屋上の出来事
その後僕たちはいつも通りの日常を過ごした。
田中はいじめられ、竜二はいない。日常になってしまいそうなものを。
その日の夜のニュースで自殺者の急増が特集されていた。
そんなことはみんな知っている。東京に何人いるか正確に把握できるんだから。
次の日の朝、学校に行くが竜二の姿は見えなかった。
そして学校はある話題で持ちきりだった。
「田中ー! お前すげーな!!」
「た、田中くん! やり方が分かるなら私にも教えて欲しいな!」
なぜ田中がこんなにも注目の的なのか。
それは彼の順位に変動があったからである。それもかなり大きく。
「いやー、寝て起きたら才能が上がってたんだよねー」
名前 田中 幸次郎
クラス順位 4/35
学年順位 11/215
都内順位 162,493/9,168,698
田中の才能はありえないほど向上していた。さらにクラスの人が誰か死んでいる。
中野だろうか、竜二が生きているといいけど。
その教室には千夏もいなかった。
先生が教室に入ってくる。
ガタガタガタガタッ
みんなが慌てて自席に戻る。
「はーい、出席を取りまーす。天野」
「はい」
俺が返事をする。
「石上は今日は休みか…………沖も今日いないのか…………中野は今日もいないよな…………最後に渡辺も休みか」
どうやら今日は沖もいないらしい。
まぁ千夏が生きていたならそれでいい。
ちなみに沖は田中をいじめていた主犯格だ。もしかしたら田中が殺したのかもしれない。
そのまま特に何も起きないまま昼休みとなった。
俺は日課となったバスケの練習のために使用が禁止されている屋上へと向かう。
自分で言うのもなんだが俺は本当にバスケの上達が早い。それはもう異様なほどに。だからつい呟いてしまった。
「俺にバスケの才能があるって本当だったんだな。このブレスレットがなければ気がつかなかったなぁ」
その声は小さく、俺にしか聞こえていないと思っていたが小さく呟くには周りが静かすぎた。
「バスケの才能…?」
俺もよく知った声だ。
「竜二? なんでここに」
俺が言い終わる前に竜二は殴りかかってきた。
「俺が1番欲しかった才能を! なんで!!なんでお前が持ってんだよ!!!」
竜二が家に居づらいことは分かっていた。でもまさか学校にいるだなんて思っていなかった。公園か漫画喫茶だと思っていた。

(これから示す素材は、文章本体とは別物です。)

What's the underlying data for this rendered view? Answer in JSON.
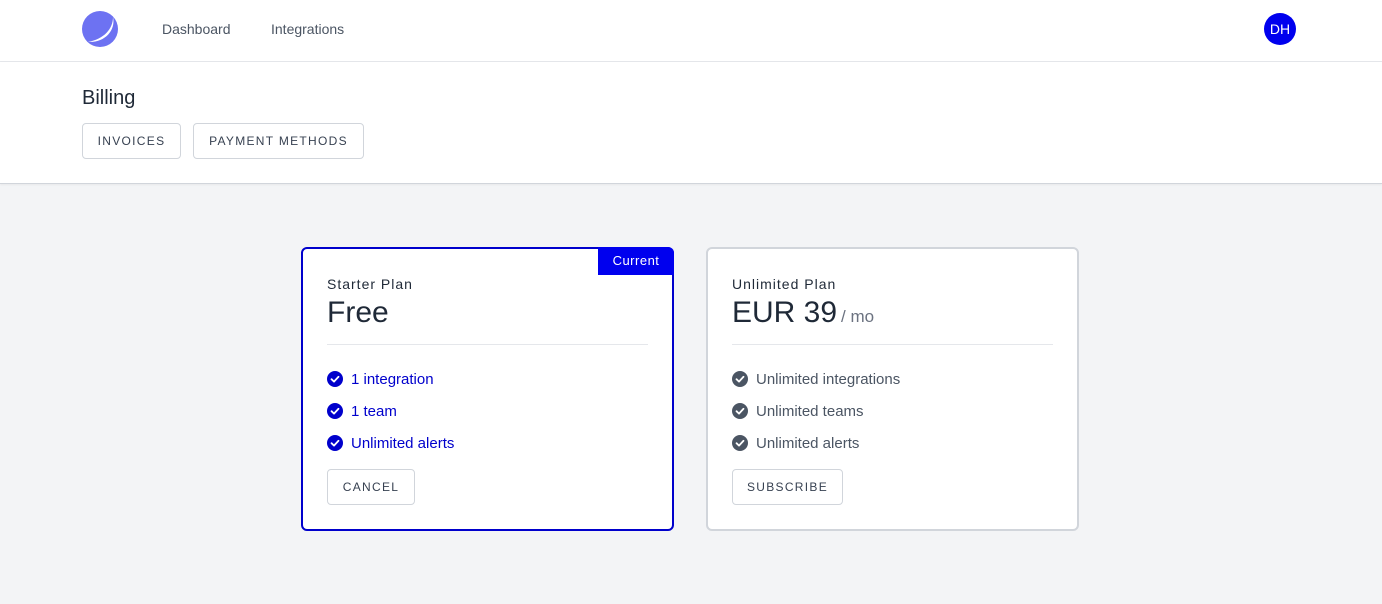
{
  "nav": {
    "logo_icon": "crescent-logo-icon",
    "links": [
      "Dashboard",
      "Integrations"
    ],
    "avatar_initials": "DH",
    "avatar_color": "#0000ee"
  },
  "header": {
    "title": "Billing",
    "buttons": [
      "INVOICES",
      "PAYMENT METHODS"
    ]
  },
  "plans": [
    {
      "name": "Starter Plan",
      "price": "Free",
      "period": "",
      "badge": "Current",
      "features": [
        "1 integration",
        "1 team",
        "Unlimited alerts"
      ],
      "button": "CANCEL",
      "accent": "#0000cc"
    },
    {
      "name": "Unlimited Plan",
      "price": "EUR 39",
      "period": "/ mo",
      "badge": "",
      "features": [
        "Unlimited integrations",
        "Unlimited teams",
        "Unlimited alerts"
      ],
      "button": "SUBSCRIBE",
      "accent": "#4b5563"
    }
  ],
  "icons": {
    "check": "check-circle-icon"
  }
}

「どうして…。なんで俺ではなくお前なんだよ…。どうしてだよ!!!!! そんでお前は何で俺にそのことを伝えてくれないんだよ…。。。」
俺は何も言わなかった。バスケの才能があることは事実で、それを持っている俺が何を言っても竜二には届かないだろうと思ったから。
竜二は屋上のフェンスを叩く。叩き続けた。
「なんでなんでなんでなんでなんでなんで!!!!!」
フェンスがついに壊れる。
それを見て、竜二は涙を流しながらニヤリと笑った。
そして竜二は悲しそうな、嬉しそうな、そんな複雑な声で言った。
「お前が俺を殺したんだ」
竜二はそのまま落ちて逝った。
俺はその間、助けることは疎か動くことも出来なかった。
「姉ぇー、どうするのだ? いい加減命を狙われる生活には飽きたのだー!」
私が双子の姉であるフィア姉に話しかける。
「そうだねぇ〜、どうしよっか。てかなんで私たちが狙われるんだろ〜」
フィア姉がいつも通りフワフワと返事をする。
ちなみにフィア姉は襲ってきた人を今さっき殺したばかりなので、右手には人間の生首が握られている。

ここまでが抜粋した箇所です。